Decades later, The Jenny was discovered floating in the stormy waters between the southern tip of Chile and the Shetland Islands in Antarctica. It had been abandoned after getting stuck in the ice of Drake Passage in 1823 and was found 17 years later in 1840. Its last port of entry had been Lima, Peru.
The latest “ghost ship” to be discovered was not via satellite imagery, rather a Chevron oil rig crew spotted the abandoned Jin Shui Yuan 2 (in Chinese characters) floating 100 miles from the mouth of Songkhla Lake off the Thai coast on Jan. 6.
After the Thai navy began towing the 262’ tanker, rough seas resulted in the sinking of the Jin Shui Yuan 2 about 30 miles off the Thai coast. The ship had no crew, and the authorities have no information about its origin, rendering it a true mystery ship.
A partial list of some of the most mysterious “ghost ships” is as follows: MV Jalita, SV Kaz II, Ourang Medan, HMS Resolute, SV Zebrina, Ryou-Un Maru, Teignmouth Electron, SS Baychimo, SV Ocean Wave, SV Bel Amica and SS Valencia.
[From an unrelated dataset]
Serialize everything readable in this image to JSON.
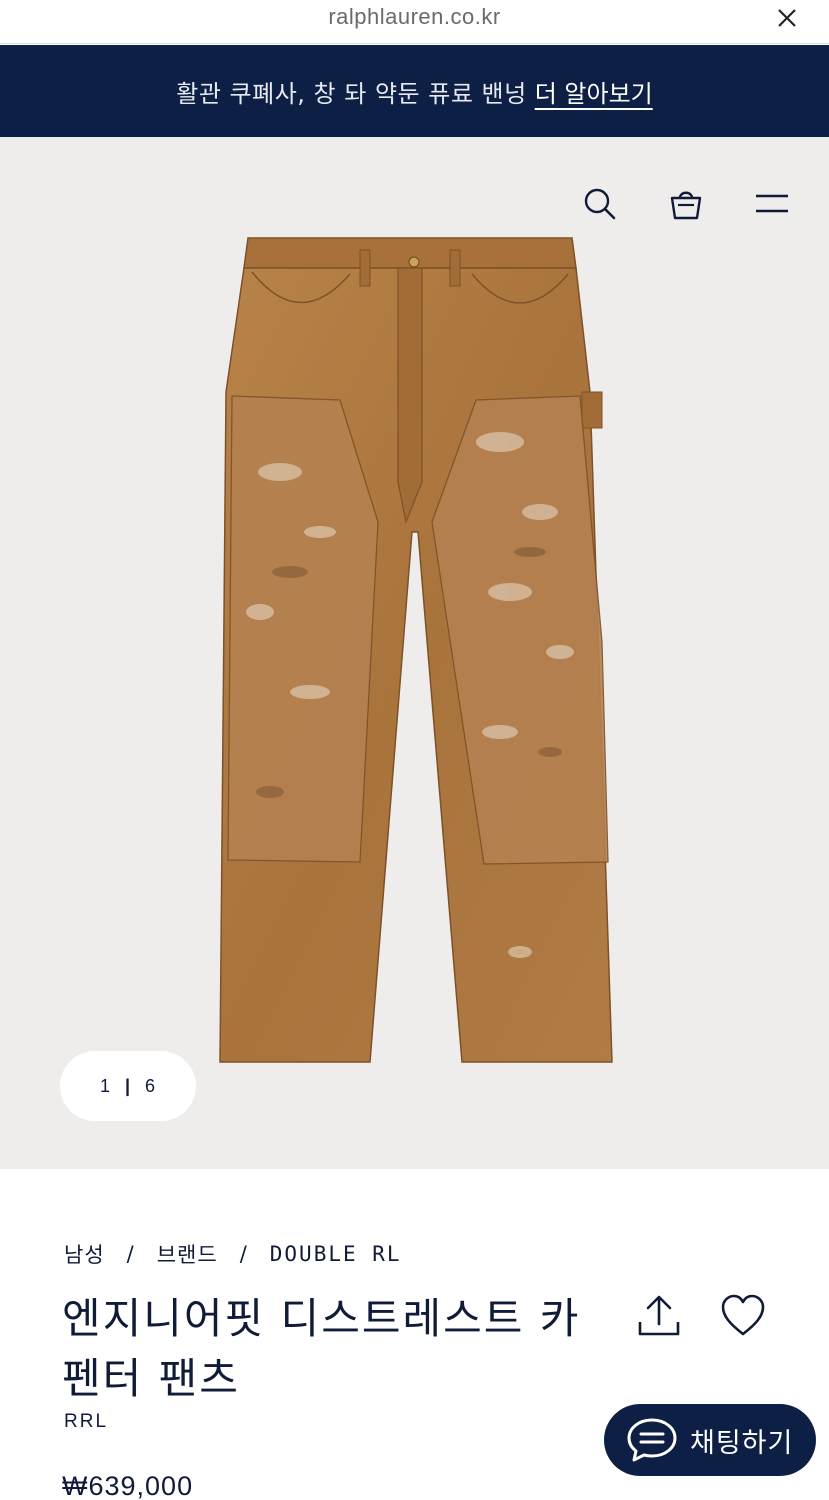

In 2020, the International Maritime Organization (IMO) which maintains a database of ships worldwide listed 438 ships as having been abandoned since 2004. The crew members on those ships total 5,767.
For example, the MV Alta was abandoned, and it floated on the ocean currents of the mid-North Atlantic for more than a year before being encountered in 2019 by an ice patrol vessel of the British Royal Navy.
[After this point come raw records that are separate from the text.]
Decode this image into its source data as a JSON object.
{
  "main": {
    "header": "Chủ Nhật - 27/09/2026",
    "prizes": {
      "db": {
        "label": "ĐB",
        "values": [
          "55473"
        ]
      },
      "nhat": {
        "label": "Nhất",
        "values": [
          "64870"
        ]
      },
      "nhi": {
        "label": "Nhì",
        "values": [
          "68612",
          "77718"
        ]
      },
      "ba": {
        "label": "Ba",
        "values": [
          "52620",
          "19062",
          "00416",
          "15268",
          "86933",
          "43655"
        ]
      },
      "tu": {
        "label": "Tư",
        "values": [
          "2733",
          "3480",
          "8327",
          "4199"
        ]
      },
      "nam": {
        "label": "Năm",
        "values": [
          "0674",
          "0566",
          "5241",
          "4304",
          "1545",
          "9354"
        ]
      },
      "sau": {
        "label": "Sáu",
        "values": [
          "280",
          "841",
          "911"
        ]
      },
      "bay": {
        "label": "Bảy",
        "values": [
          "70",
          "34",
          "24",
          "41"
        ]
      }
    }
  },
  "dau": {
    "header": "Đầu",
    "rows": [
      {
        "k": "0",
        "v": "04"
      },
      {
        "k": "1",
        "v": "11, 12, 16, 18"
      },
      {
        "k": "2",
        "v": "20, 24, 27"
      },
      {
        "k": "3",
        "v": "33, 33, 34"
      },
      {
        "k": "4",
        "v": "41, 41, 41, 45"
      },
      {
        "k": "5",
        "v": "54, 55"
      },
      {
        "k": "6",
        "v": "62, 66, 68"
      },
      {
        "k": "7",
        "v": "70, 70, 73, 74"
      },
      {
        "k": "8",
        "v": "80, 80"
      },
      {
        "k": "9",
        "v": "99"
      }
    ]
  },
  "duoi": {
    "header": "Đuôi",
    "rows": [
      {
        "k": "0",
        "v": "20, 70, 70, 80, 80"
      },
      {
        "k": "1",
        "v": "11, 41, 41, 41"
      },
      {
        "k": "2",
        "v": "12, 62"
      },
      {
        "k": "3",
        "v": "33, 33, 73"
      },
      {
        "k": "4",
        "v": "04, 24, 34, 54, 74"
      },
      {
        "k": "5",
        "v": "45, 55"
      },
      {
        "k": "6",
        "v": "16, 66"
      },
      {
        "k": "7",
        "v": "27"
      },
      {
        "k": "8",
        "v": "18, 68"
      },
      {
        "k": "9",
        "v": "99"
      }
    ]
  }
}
There were 70 ships abandoned in 2020, and 1,000 seafarers were involved. Some of the “ghost ships” wash ashore, and some crash onto rocks or reefs and sink while some remain floating wherever the ocean currents take them.
The longest uninterrupted data collecting stream of images of Earth that has been documented from space began in 1972 when NASA/USGS began recording images of the Earth’s surface.
A series of NASA/USGS satellites continue to aid climatologists and other scientists by documenting images of the Earth’s surface that can be compared to those images that have been recorded from 1972 to the present.
Archeologists have begun delving into those images, and the scientific community believes that there are as many as three million shipwrecks yet to be discovered. The newest technical equipment uses satellite imagery to pinpoint shipwrecks in shallow water along coastlines.
Perhaps the most famous of “ghost ships” was found on Dec. 4, 1872. The SV Mary Celeste, a merchant brigantine loaded with 1,700 barrels of crude alcohol, was sailing between Portugal and the Azores and heading toward the Strait of Gibraltar in good condition with the ship’s captain, his wife and daughter, and eight members of the crew missing. Why the ship was abandoned and what happened to them has never been discovered.